Nel 1922, dopo aver studiato presso la Scuola di Belle Arti di Ginevra, Giacometti si recò a Parigi. Frequentò lo studio di Antoine Bourdelle e conobbe il cubismo, che influenzò così le sue prime opere. Appassionato di statue antiche, in particolare di arte egiziana, africana e oceanica al punto tale da rinunciare alla modellazione della figura e utilizzare invece una combinazione di simboli per rappresentare i tratti del viso.
Nel 1929, divenne noto ai surrealisti e divenne il loro compagno per alcuni anni. Da questa periodo rientrano alcune delle sue opere più inquietanti, come le “gabbie” popolate da strane figure o “cose spiacevoli” con un forte connotazione sessuale.
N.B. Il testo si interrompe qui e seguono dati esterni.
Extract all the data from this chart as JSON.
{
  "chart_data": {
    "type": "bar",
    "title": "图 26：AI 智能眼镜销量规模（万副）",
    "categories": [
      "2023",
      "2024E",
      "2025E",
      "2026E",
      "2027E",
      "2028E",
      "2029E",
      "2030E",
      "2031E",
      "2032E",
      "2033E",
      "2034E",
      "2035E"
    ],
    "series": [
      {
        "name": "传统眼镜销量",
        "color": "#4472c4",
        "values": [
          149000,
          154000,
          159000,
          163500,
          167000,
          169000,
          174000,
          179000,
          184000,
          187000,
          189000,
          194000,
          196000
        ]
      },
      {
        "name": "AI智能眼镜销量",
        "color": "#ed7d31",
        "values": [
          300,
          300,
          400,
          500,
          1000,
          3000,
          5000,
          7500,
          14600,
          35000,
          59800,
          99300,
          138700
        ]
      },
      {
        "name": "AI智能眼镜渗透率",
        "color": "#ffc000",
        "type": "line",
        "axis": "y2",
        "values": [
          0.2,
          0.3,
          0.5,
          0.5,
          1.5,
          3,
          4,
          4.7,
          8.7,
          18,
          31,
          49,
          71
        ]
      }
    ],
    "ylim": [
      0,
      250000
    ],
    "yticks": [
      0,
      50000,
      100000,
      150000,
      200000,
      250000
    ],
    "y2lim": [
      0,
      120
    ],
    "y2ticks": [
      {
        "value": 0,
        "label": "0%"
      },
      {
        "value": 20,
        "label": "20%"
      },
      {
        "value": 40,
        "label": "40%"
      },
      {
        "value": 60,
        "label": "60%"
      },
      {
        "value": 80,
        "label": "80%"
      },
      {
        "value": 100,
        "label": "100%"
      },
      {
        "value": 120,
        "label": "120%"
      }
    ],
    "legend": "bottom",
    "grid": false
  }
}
Nel 1935, Giacometti lasciò il movimento di André Breton e si rivolse alla figura umana e al ritratto che rimase al centro delle sue preoccupazioni fino alla sua morte nel 1966. La questione della somiglianza con il modello vivente rimane centrale nei suoi ritratti dipinti e scolpiti. Per risolvere la sua incapacità di rappresentare il modello come lo vede, invoca gli artisti e le civiltà che lo hanno preceduto, e in particolare la statuaria egiziana. Molte delle sue opere iconiche ne portano il segno.
Dopo la seconda guerra mondiale, Giacometti sviluppò il modello di figura che conosciamo. Estremamente allungati e fragili, uomini e donne immobili o sequestrati si evolvono, da soli o in gruppo.
Negli anni ’50 e ’60, il dipinto rivelò anche figure spettrali collocate in uno spazio a metà strada tra la vista dell’officina e il mondo dei sogni, un universo parallelo in cui l’umano si trova il più bene possibile.